Chaque indivisaire ou titulaire d’un droit réel démembré sur le compte sera considéré comme « titulaire » au sens de la loi.

La part de chaque titulaire est présumée de manière non-irréfragable être « proportionnelle » au « nombre de titulaires enregistrés » sur les comptes-titres.

5.2.

Lorsque le titulaire se charge d’établir la déclaration ad hoc, le renversement de la preuve intervient dans la déclaration elle-même. L'usufruitier ou le nu- propriétaire peuvent suivre à cet égard les règles d'évaluation « de l'annexe à l'arrêté ministériel du 1er juillet 2017 établissant les tables de conversion de l'usufruit visées à l'article 745sexies, § 3, du Code civil ».

Cette déclaration doit être une déclaration « conjointe » émanant de toutes les personnes concernées et, dans ce cas, « chaque co-bénéficiaire dans l'indivision, chaque usufruitier ou chaque nu-propriétaire, de même que le titulaire, est tenu solidairement pour le paiement de la taxe ».

5.3.

Si la taxe a été retenue à la source et payée par l'intermédiaire, un remboursement peut être demandé par la suite à concurrence de la part réelle du « titulaire » dans le compte-titres.

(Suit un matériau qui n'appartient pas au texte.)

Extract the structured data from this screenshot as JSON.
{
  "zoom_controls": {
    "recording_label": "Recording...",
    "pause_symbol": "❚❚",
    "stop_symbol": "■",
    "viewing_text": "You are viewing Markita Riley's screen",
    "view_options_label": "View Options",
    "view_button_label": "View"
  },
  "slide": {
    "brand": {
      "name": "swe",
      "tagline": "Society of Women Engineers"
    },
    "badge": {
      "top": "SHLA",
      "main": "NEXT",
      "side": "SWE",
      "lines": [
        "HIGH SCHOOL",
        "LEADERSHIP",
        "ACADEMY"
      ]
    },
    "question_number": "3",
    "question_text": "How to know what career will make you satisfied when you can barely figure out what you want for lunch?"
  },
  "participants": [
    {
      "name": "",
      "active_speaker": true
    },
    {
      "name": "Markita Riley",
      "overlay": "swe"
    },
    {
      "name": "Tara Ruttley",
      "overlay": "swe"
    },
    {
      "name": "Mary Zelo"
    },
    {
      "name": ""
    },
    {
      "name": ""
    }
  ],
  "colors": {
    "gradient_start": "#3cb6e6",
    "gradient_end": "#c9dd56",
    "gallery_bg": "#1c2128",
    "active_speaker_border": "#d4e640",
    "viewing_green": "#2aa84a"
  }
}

6. Fermeture des comptes belges et déménagement hors de Belgique


Le cas ne sera probablement pas rare. Lorsque la « période de référence » prend fin parce que le titulaire quitte la Belgique et ferme ses comptes-titres belges, le montant de la taxe devra être multiplié par une fraction dont le numérateur comprend le nombre de jours durant lesquels il était encore résident belge durant la « période de référence » et le dénominateur comprend le nombre de jours de la « période de référence ». La taxe ne sera donc appliquée que proportionnellement à la durée de la résidence fiscale de ce contribuable pendant la période considérée.


7. Conclusions


On n’a sans doute pas fini d’entendre parler de cette nouvelle taxe sur les comptes-titres tant ses modalités d’application paraissent ardues pour les intermédiaires chargés du prélèvement à la source et évidemment pour les contribuables qui devront procéder à sa déclaration.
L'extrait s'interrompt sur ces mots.